Poussé par les alizés, le Tiki Yo franchit les lames, laissant derrière lui Tahiti. La croix du Sud s’incline doucement et nous montre le passage vers les Samoa, que nous atteignons après onze jours de navigation. La traversée vers Nauru est laborieuse, Eole est paresseux sous ces latitudes… Des grains violents apparaissent et déchirent notre grand-voile : trente heures de couture non-stop dans une mer agitée…
NAURU
Nauru, la plus petite république du monde, perdue en plein océan. Les immenses grues du wharf et le nuage de phosphate qui entoure l’île ne donnent guère envie de s’y arrêter.
[…] Les jeunes viennent des différentes écoles de l’île. Ils arrivent tous à l’heure dite et en uniforme. Chacun suit le cours, prend sagement des notes… On est loin des gamins tumultueux de Rapa. Mais leur envie d’apprendre nous surprend. Les thèmes sont choisis rapidement, le tableau vite noirci.

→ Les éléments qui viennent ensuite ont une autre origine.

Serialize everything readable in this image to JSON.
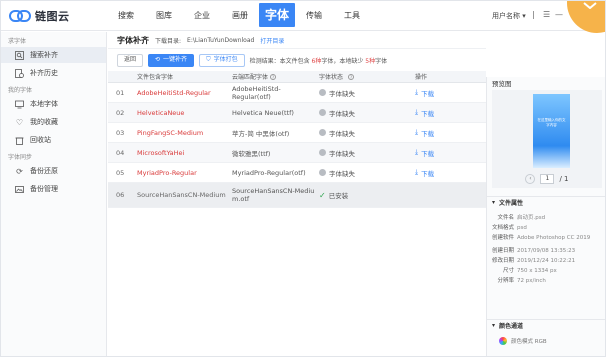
{
  "app": {
    "name": "链图云"
  },
  "nav": {
    "items": [
      "搜索",
      "图库",
      "企业",
      "画册",
      "字体",
      "传输",
      "工具"
    ]
  },
  "topbar": {
    "user": "用户名称 ▾"
  },
  "sidebar": {
    "groups": [
      {
        "label": "求字体",
        "items": [
          {
            "label": "搜索补齐",
            "icon": "search-scan-icon"
          },
          {
            "label": "补齐历史",
            "icon": "history-icon"
          }
        ]
      },
      {
        "label": "我的字体",
        "items": [
          {
            "label": "本地字体",
            "icon": "monitor-icon"
          },
          {
            "label": "我的收藏",
            "icon": "heart-icon"
          },
          {
            "label": "回收站",
            "icon": "trash-icon"
          }
        ]
      },
      {
        "label": "字体同步",
        "items": [
          {
            "label": "备份还原",
            "icon": "sync-icon"
          },
          {
            "label": "备份管理",
            "icon": "image-icon"
          }
        ]
      }
    ]
  },
  "main": {
    "title": "字体补齐",
    "dir_label": "下载目录:",
    "dir_path": "E:\\LianTuYunDownload",
    "dir_link": "打开目录",
    "toolbar": {
      "back": "返回",
      "one_click": "一键补齐",
      "pack": "字体打包",
      "check_prefix": "检测结果：本文件包含",
      "total": "6种",
      "check_mid": "字体，本地缺少",
      "missing": "5种",
      "check_suffix": "字体"
    },
    "columns": [
      "",
      "文件包含字体",
      "云端匹配字体",
      "字体状态",
      "操作"
    ],
    "rows": [
      {
        "idx": "01",
        "font": "AdobeHeitiStd-Regular",
        "match": "AdobeHeitiStd-Regular(otf)",
        "status": "字体缺失",
        "op": "下载",
        "missing": true
      },
      {
        "idx": "02",
        "font": "HelveticaNeue",
        "match": "Helvetica Neue(ttf)",
        "status": "字体缺失",
        "op": "下载",
        "missing": true
      },
      {
        "idx": "03",
        "font": "PingFangSC-Medium",
        "match": "苹方-简 中黑体(otf)",
        "status": "字体缺失",
        "op": "下载",
        "missing": true
      },
      {
        "idx": "04",
        "font": "MicrosoftYaHei",
        "match": "微软雅黑(ttf)",
        "status": "字体缺失",
        "op": "下载",
        "missing": true
      },
      {
        "idx": "05",
        "font": "MyriadPro-Regular",
        "match": "MyriadPro-Regular(otf)",
        "status": "字体缺失",
        "op": "下载",
        "missing": true
      },
      {
        "idx": "06",
        "font": "SourceHanSansCN-Medium",
        "match": "SourceHanSansCN-Medium.otf",
        "status": "已安装",
        "op": "",
        "missing": false
      }
    ]
  },
  "preview": {
    "title": "预览图",
    "phone_text": "在这里输入你的文字内容",
    "page_current": "1",
    "page_total": "/ 1"
  },
  "file_props": {
    "title": "文件属性",
    "items": [
      {
        "k": "文件名",
        "v": "启动页.psd"
      },
      {
        "k": "文档格式",
        "v": "psd"
      },
      {
        "k": "创建软件",
        "v": "Adobe Photoshop CC 2019"
      },
      {
        "k": "创建日期",
        "v": "2017/09/08 13:35:23"
      },
      {
        "k": "修改日期",
        "v": "2019/12/24 10:22:21"
      },
      {
        "k": "尺寸",
        "v": "750 x 1334 px"
      },
      {
        "k": "分辨率",
        "v": "72 px/inch"
      }
    ]
  },
  "color_channel": {
    "title": "颜色通道",
    "mode": "颜色模式 RGB"
  },
  "colors": {
    "accent": "#3a86f5",
    "missing_font": "#d93a3a",
    "installed": "#2da44e",
    "badge": "#f6b34a"
  }
}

[…] Nous partons en prise de vue sous une chaleur torride. Les adolescents s’avèrent moins à l’aise sur le terrain. Marcher en dehors des sentiers battus leur semble impossible. De retour au laboratoire, Gemmyma ouvre sa boîte, et semble déçue de n’y découvrir qu’une feuille blanche. Elle plonge le papier dans le révélateur, l’image apparaît. Les enfants applaudissent. Ici, la boîte n’est pas perçue d’une façon individuelle mais collective. Les adolescents développent ensemble les sténopés et se font des critiques constructives : angle, photographie mal cadrée, surexposition…, ils comprennent vite et réalisent toutes les étapes sans erreur : une photo voilée sur sept cents.
[…] À la sortie de la ville, sous une chaleur torride, nulle trace de vie… Étrange ambiance dans ces champs de phosphate où des milliers de pics coralliens desséchés se dressent vers le ciel. Devant les bras géants des grues qui déchargent le phosphate du cargo, Sled cale sa boîte, compte son temps de pose à la seconde précise, un véritable chronomètre. « C’est normal, me confie-t-il en claquant des doigts, chaque soir, de retour à la maison, je m’entraîne : picture one, picture two, picture three… »
[…] Il n’a pas plu depuis deux ans. Deux heures d’eau courante tous les deux jours, c’est peu. On finit par shunter l’eau des toilettes, saumâtre. Pour la première fois nous développons dans l’eau salée.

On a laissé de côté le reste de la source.